Even my sister who likes "Hair Spray" thought the music was painfully loud. And, at the risk of sounding like somebody's once-cool father, I want you to know that I went to at least a dozen Grateful Dead concerts in high school, so don't think that I can't deal with loud music about drugs. I just can't deal with bad loud music about drugs.
In my opinion, a good musical means memorable song lyrics. I found most of "Rent's" lyrics pathetic. I expect to leave the theater with at least one or two songs in my head (people with bigger heads may have more songs in their heads). But the only thing I could remember was that there are 525,600 minutes in a year and Santa Fe is a city in New Mexico. While this isn't bad for "Sesame Street," I expect more from Broadway.
The story, although touching at times, didn't mean much to me. Rather than leaving with a warm feeling in my heart, I had an empty feeling in my pocket – and not just because I have a hard time relating to a bunch of heroine addicts modeling the Urban Outfitters fall line. I actually felt cheated out of my $60.
When I opened the program before the show started, a stack of paper fell out on to my lap, informing me that the role of the beautiful and talented so-and-so would be performed by a less attractive and, therefore, much less competent understudy. Since four of the six lead roles were played by understudies – and since understudies are, at most, half as good – my ticket should only have cost $40.

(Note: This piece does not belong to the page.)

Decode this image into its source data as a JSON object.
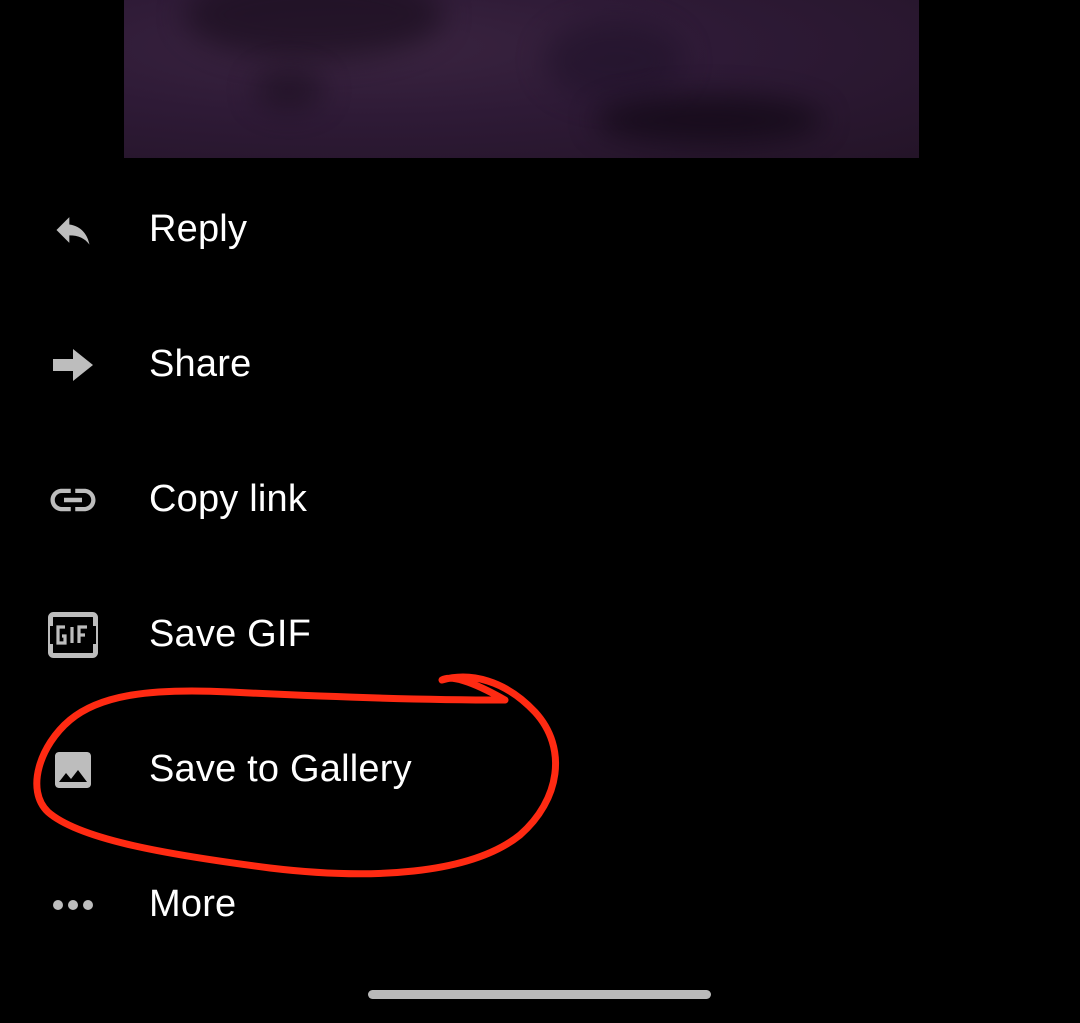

At the end of the show, rather than asking, "So what happens?" (and those of you who have seen "Rent" know what I'm talking about), I wanted to know, "So where's my other $20 bucks?" And to those of you who have not seen "Rent," those of you who plan to wake up at 6 a.m. some morning and wait in line in your residential college office to get "Rent" tickets at a more reasonable price, let me offer you a bit of advice: sleep in.